# Tau Sniper Drones - Worth it?



## Jacobite (Jan 26, 2007)

So recently I managed to pick up a 1500 point tau army for 145 NZD including postage. One of the units was Tau Sniper Drone team and I didn't realise this until the pinkos arrived. I hadn't factored it into the list I built and from what I know you don't hear of them much.

Basically are they any good? I have 3 drones and a controller. Do I need to spam them for them to make any difference or should I take the pulse rifles off the drones and turn them into shield drones and turn the controller into a objective marker as a scared Fire Warrior peaking over a wall?


----------



## dirty-dog- (May 14, 2008)

they are very usefull, even just for the extra markerlight.

the drones now fire at the bs of the spotter, so theyre bs 5 now, and they do some damage.

personally i think one full unit goes along way.


----------



## Madden (Jan 22, 2012)

There also 48" rapid fire so just 3 drones give you 6 sniper shots at 24 percision and all the pluses of snipers at a high bs there good for removing special weapons/equipment as to adding extras maybe a couple more drones and an extra controller as he can be sniped as well and the drones drop to a low bs.

So overall there good but compete in heavy slots where our ranged anti tank is they a hard choice but good if you've the slot.


----------



## MaidenManiac (Oct 2, 2008)

I have a hard time seeing them worth a HS slot. The other 3 options are so much hotter, which is sad. Imo they should have been some kind of similar to IG heavy weapon squads unit in the troop section to see table time


----------



## Barnster (Feb 11, 2010)

Their much better than they were, but they compete with the 3 of the best 4 units in the book

At 2k I'd consider them as the HS slot is relatively less valuable with 6 available at less than that I think I would prefer the broadsides or Hammerheads or a skyray


----------



## Creon (Mar 5, 2009)

They are a very useful unit, but, as said above, they compete in the HS arena.

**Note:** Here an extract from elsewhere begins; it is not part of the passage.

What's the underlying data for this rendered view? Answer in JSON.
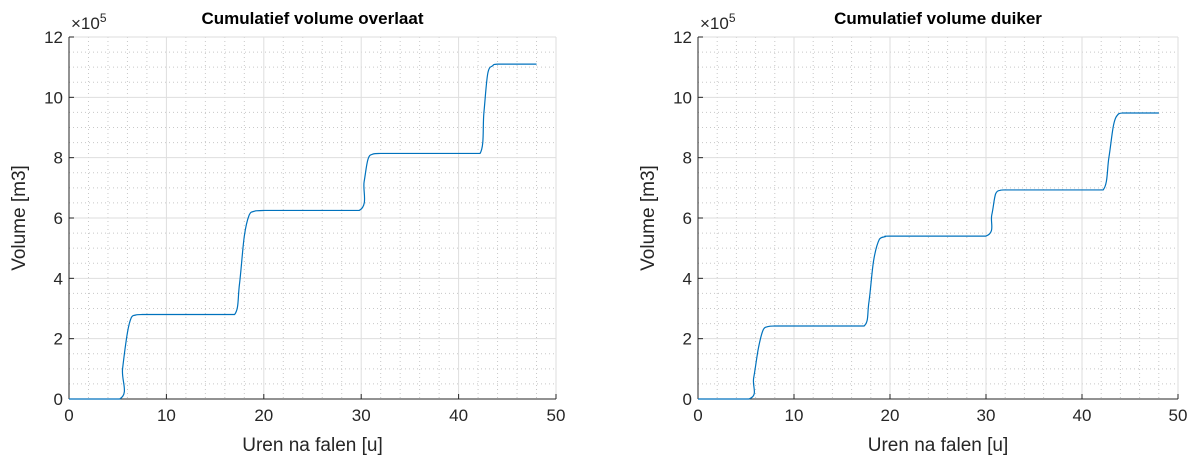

One plus on their side is that they use pulse weaponry, so if you invest in an Ethereal, you get 3 pulse sniper rounds at 24" at bs:5 plus marker lights, so if you play in a Meta where enemy characters are something you need to take out, this is a good way to do it. But, honestly, theyare no good at 3. 6 or 9 get pretty good, tho


----------



## jd579 (May 8, 2010)

I used them against a grey knight list just as a try out and found them really good, jump shoot jump with sniper rifles was awesome, they did some damage and there was only 3, I would love to see what 12 could do:shok:!!!!!


----------



## iamtheeviltwin (Nov 12, 2012)

One of the players in my local meta uses them. The ability to rapid fire a mass of 4+ wounding sniper shots at 24" with precision and rending and then run away has become very annoying. Dropped my bike libby in our last game when he had T8 from iron arm up and would have been basically impervious to the other massed fire.


----------